Ever since Hannah Arendt’s controversial Eichmann in Jerusalem, wherein she described one of the main perpetrators of the Holocaust as a study in the banality of evil, social scientists have attempted to grapple with the question of whether anyone under certain circumstances become genocidaires or perpetrators of mass killings. In all this annihilation of human life, Abram De Swann opines in The Killing Compartments, the Nazi extermination of six million European Jews stands as the nadir — which prompts the question: how do seemingly ordinary men become killers?
De Swann’s conclusion is that in time of upheaval, such as in Germany during the Weimar Republic and the subsequent appointment of Hitler as chancellor of Germany, an almost invisible selection mechanism gradually sorts out persons who are “only slightly more disposed to violent abuse than others, until they end up in a genocidal setting.” Once they find themselves in such a situation, De Swaan argues, perpetrators may regress much further than they even imagined they could. He notes that “they often feel that this killer persona is not really them. After the genocidal episode is over, if they look back at all, they like to think that they were a different person then, living in a different world.”
There is, states De Swaan, nothing “banal” about such experiences.
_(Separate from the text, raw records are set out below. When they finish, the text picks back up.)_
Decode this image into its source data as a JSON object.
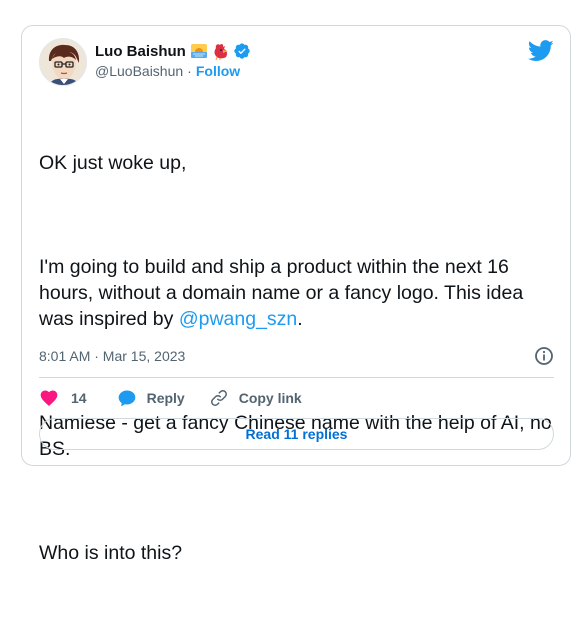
{
  "tweet": {
    "author": {
      "display_name": "Luo Baishun",
      "handle": "@LuoBaishun",
      "separator": "·",
      "follow_label": "Follow",
      "avatar_icon": "avatar-illustration",
      "emoji_icons": [
        "sunrise-emoji",
        "rooster-emoji"
      ],
      "verified_icon": "verified-badge-icon"
    },
    "text": {
      "line1": "OK just woke up,",
      "para2": "I'm going to build and ship a product within the next 16 hours, without a domain name or a fancy logo. This idea was inspired by ",
      "mention": "@pwang_szn",
      "para2_end": ".",
      "para3": "Namiese - get a fancy Chinese name with the help of AI, no BS.",
      "para4": "Who is into this?"
    },
    "timestamp": "8:01 AM · Mar 15, 2023",
    "actions": {
      "like_count": "14",
      "reply_label": "Reply",
      "copy_link_label": "Copy link"
    },
    "read_replies_label": "Read 11 replies"
  },
  "colors": {
    "accent": "#1d9bf0",
    "like": "#f91880",
    "border": "#cfd9de",
    "muted": "#536471"
  }
}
Even if perpetrators were once regular, harmless people in most respects, after serving as part of the apparatus of mass murder they are no longer ordinary.
So are we all potential Nazis? Although, De Swaan admits, in certain situations people will commit acts that they never would dream of committing, some people are more likely to fall in than others; some will resist even at considerable personal risk, and still others may be eager to follow orders. This depends not only on the situation of the moment, but also on their prior experiences, personal history, and individual character.